Vortrag und Gespräch im Rahmen einer Vortragsreihe des Studiengangs KUNST.Lehramt, auf Einladung von Dr. Christa Sturm

Kategorien
Freie Kunst, Lehramt Kunst, Kunstvermittlung

Veranstaltungsart
Vorträge

Ort der Veranstaltung

Datum
09.01.2020

Uhrzeit
17:00

Die Wahrnehmung unserer Umwelt und der kognitive Zugang zu ihr ist maßgeblich dadurch bestimmt, wie wir uns darin positionieren.
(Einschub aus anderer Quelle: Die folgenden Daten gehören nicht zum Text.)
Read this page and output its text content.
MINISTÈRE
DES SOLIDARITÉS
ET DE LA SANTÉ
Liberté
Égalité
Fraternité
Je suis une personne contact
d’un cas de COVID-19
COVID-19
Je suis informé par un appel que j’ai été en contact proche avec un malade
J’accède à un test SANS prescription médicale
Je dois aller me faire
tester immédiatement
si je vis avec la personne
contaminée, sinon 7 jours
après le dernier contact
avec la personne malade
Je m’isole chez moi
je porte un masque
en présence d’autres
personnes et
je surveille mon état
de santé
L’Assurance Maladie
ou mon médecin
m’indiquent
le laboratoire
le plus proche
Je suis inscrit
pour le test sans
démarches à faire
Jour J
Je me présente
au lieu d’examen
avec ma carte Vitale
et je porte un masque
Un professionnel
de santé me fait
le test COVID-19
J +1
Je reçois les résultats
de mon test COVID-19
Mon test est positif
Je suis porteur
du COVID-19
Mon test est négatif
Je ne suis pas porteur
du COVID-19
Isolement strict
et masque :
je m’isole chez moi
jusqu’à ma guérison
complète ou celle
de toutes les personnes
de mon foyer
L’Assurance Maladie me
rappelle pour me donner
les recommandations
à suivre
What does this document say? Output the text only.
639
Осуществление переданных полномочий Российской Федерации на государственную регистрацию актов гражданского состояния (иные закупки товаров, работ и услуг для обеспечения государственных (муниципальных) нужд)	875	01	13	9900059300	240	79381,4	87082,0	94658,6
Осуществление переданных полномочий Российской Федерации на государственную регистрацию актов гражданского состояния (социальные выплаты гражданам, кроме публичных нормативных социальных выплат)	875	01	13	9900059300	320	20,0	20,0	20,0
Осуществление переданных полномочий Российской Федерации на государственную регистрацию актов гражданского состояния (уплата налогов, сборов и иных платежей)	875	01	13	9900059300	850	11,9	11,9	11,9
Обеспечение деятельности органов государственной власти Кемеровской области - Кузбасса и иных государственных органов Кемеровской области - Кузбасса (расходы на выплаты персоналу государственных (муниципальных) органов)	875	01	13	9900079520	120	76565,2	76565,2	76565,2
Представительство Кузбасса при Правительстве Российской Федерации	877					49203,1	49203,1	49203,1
Die von Menschen ausgelösten Phänomene der globalen Migration und des Klimawandels machen eine objektive Betrachtung 'von außen‘ unmöglich und führen die Notwendigkeit vor Augen, ökonomisches, ökologisches und politisches Handeln in eine breitere soziale und kulturelle Perspektive zu stellen.
Natascha Süder Happelmanns künstlerischer Beitrag Ankersentrum (surviving in the ruinous ruin) für den Deutschen Pavillon auf der 58. Venedig Biennale thematisierte nicht nur die Unmöglichkeit eines ‚Außen'. Vielmehr legte er den Zusammenhang, in dem er entstand und die daran geknüpften Erwartungen offen und lud Interessent*innen dazu ein, sich während des Entstehungsprozesses auf unterschiedlichen digitalen Plattformen, im Rahmen von Veranstaltungen und im Deutschen Pavillon selbst sinnlich, diskursiv zu engagieren. Im Spannungsfeld von Repräsentation und Präsenz beschäftigt sich der Vortrag mit den Potentialen der dabei entworfenen poetisch-politschen Ästhetik.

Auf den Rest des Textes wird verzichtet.